Crossover Designs for drug development

In clinical trials, an issue of paramount importance is that of determining the best treatment for an ailment, from among a class of competing treatments. Crossover designs have been widely used in clinical trials for drug development and recent years have seen a surge in research on these designs. In crossover trials, different drugs are applied to each patient over a sequence of time periods, observations being taken at each period. However, since the same patient is exposed to a sequence of drugs over time, the observation taken at any particular time period is influenced by the effect of the drug applied at that period, called the direct effect of a drug, together with an effect of the drug applied in the immediately preceding period, called the carryover effect of the drug. The presence of these two types of drug effects makes the design and analysis of these experiments difficult. Moreover, an observation is also influenced by an effect of the time period and effect of the patient.

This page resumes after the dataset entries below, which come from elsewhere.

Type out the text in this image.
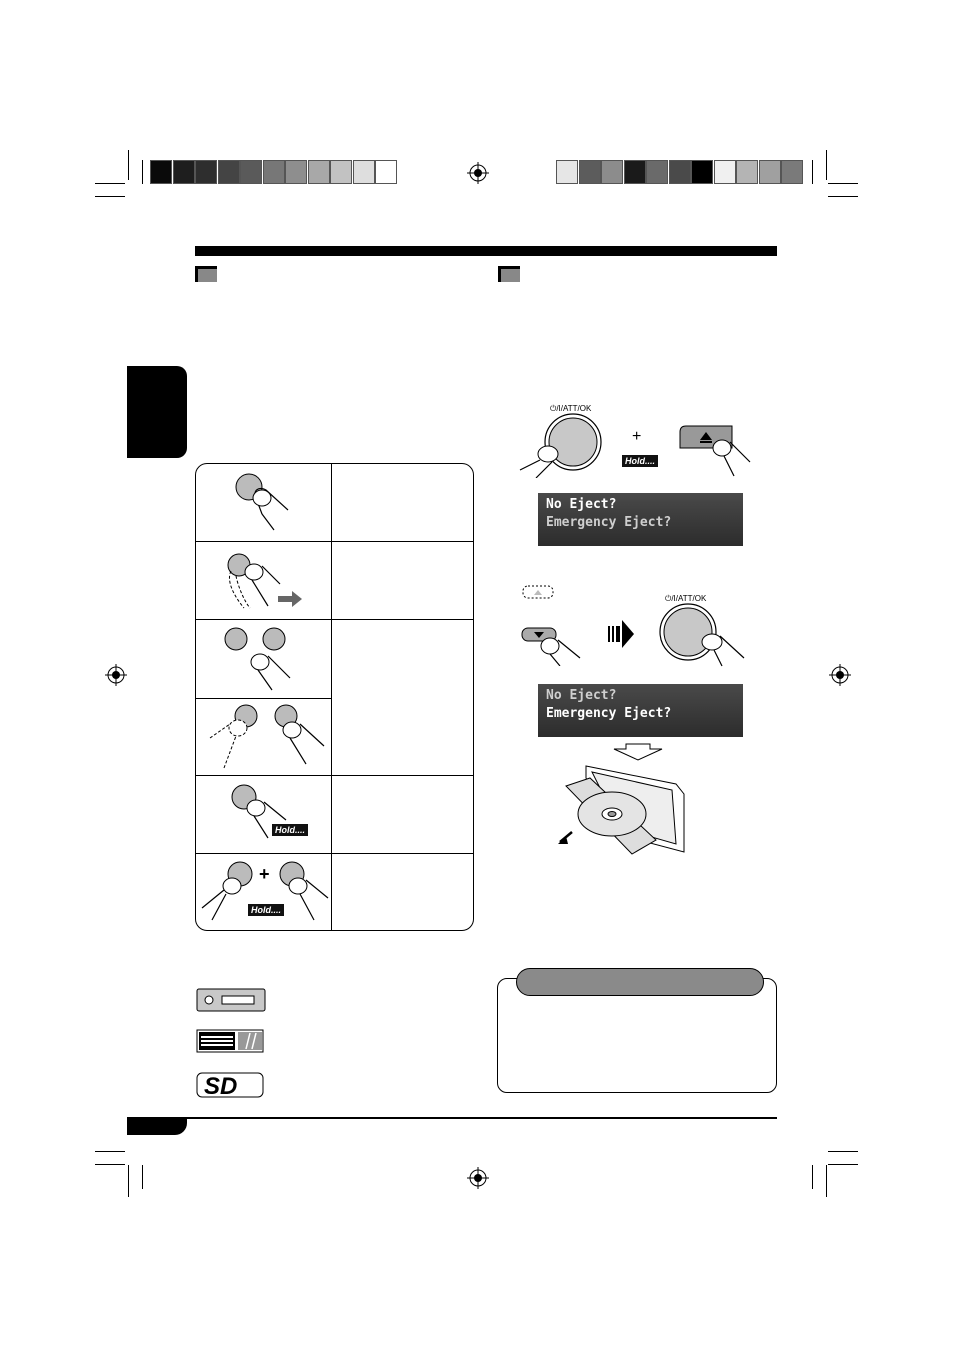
Hold....
+
Hold....
⏻/I/ATT/OK
+
Hold....
No Eject?
Emergency Eject?
⏻/I/ATT/OK
No Eject?
Emergency Eject?
SD
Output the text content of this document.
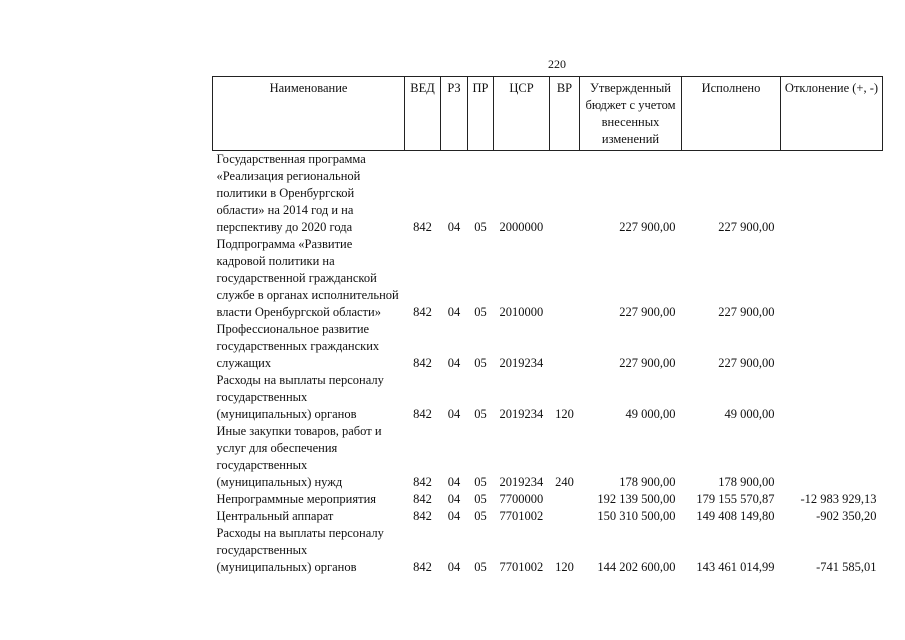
220
Наименование	ВЕД	РЗ	ПР	ЦСР	ВР	Утвержденный бюджет с учетом внесенных изменений	Исполнено	Отклонение (+, -)
Государственная программа «Реализация региональной политики в Оренбургской области» на 2014 год и на перспективу до 2020 года	842	04	05	2000000		227 900,00	227 900,00	
Подпрограмма «Развитие кадровой политики на государственной гражданской службе в органах исполнительной власти Оренбургской области»	842	04	05	2010000		227 900,00	227 900,00	
Профессиональное развитие государственных гражданских служащих	842	04	05	2019234		227 900,00	227 900,00	
Расходы на выплаты персоналу государственных (муниципальных) органов	842	04	05	2019234	120	49 000,00	49 000,00	
Иные закупки товаров, работ и услуг для обеспечения государственных (муниципальных) нужд	842	04	05	2019234	240	178 900,00	178 900,00	
Непрограммные мероприятия	842	04	05	7700000		192 139 500,00	179 155 570,87	-12 983 929,13
Центральный аппарат	842	04	05	7701002		150 310 500,00	149 408 149,80	-902 350,20
Расходы на выплаты персоналу государственных (муниципальных) органов	842	04	05	7701002	120	144 202 600,00	143 461 014,99	-741 585,01
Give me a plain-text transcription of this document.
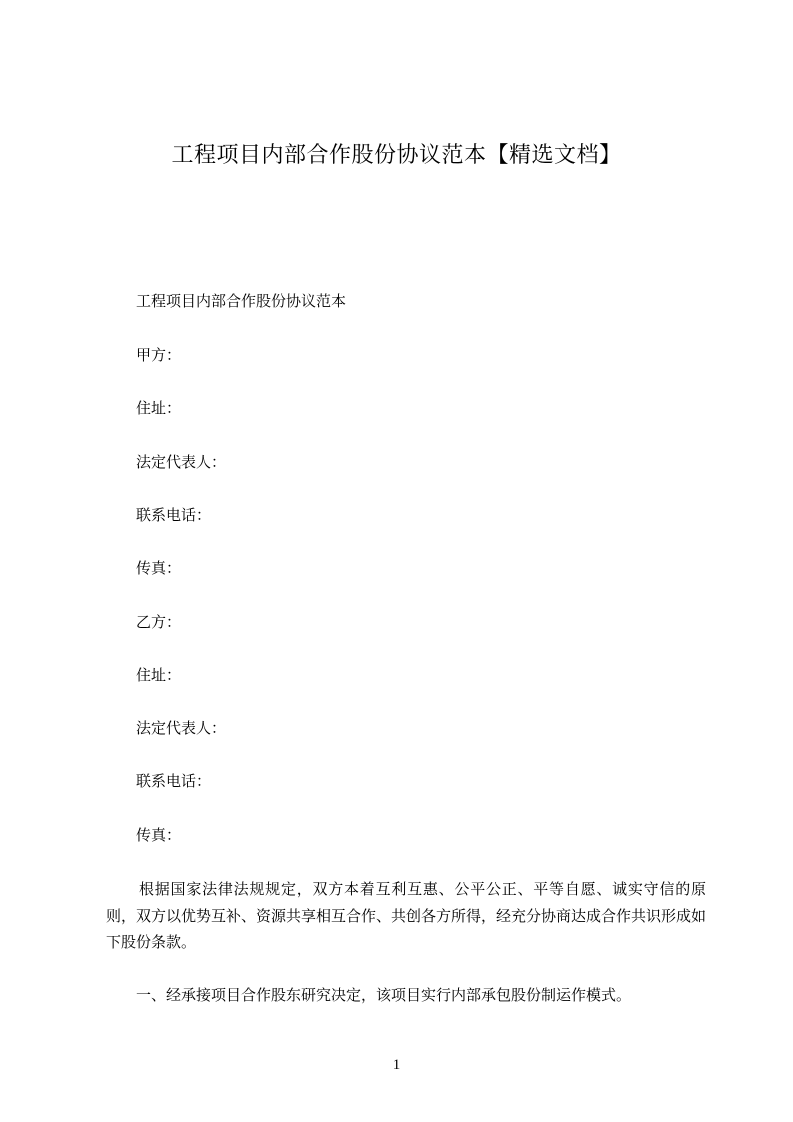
工程项目内部合作股份协议范本【精选文档】

工程项目内部合作股份协议范本

甲方：

住址：

法定代表人：

联系电话：

传真：

乙方：

住址：

法定代表人：

联系电话：

传真：

根据国家法律法规规定，双方本着互利互惠、公平公正、平等自愿、诚实守信的原则，双方以优势互补、资源共享相互合作、共创各方所得，经充分协商达成合作共识形成如下股份条款。

一、经承接项目合作股东研究决定，该项目实行内部承包股份制运作模式。

1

So, the key issues here include (a) adequate modelling of the observations, (b) estimation of direct and carryover effects, (b) derivation of efficient or optimal design for inference and (c) construction of this efficient design for experimental use.There are results available for efficient estimation for direct and carryover effects separately. However, a designed experiment finally recommends a single treatment for use over longer time periods, and when this treatment is used, an effect of utmost importance is the total of the direct effect and carryover effect of the same treatment, or the total drug effect. However, no results are available in the literature for this total effect. In this paper we focus on this issue and we develop a rigorous framework for studying the total effects under a non-circular model. Next, we derive the best design for use in this context. Some numerical results are also presented.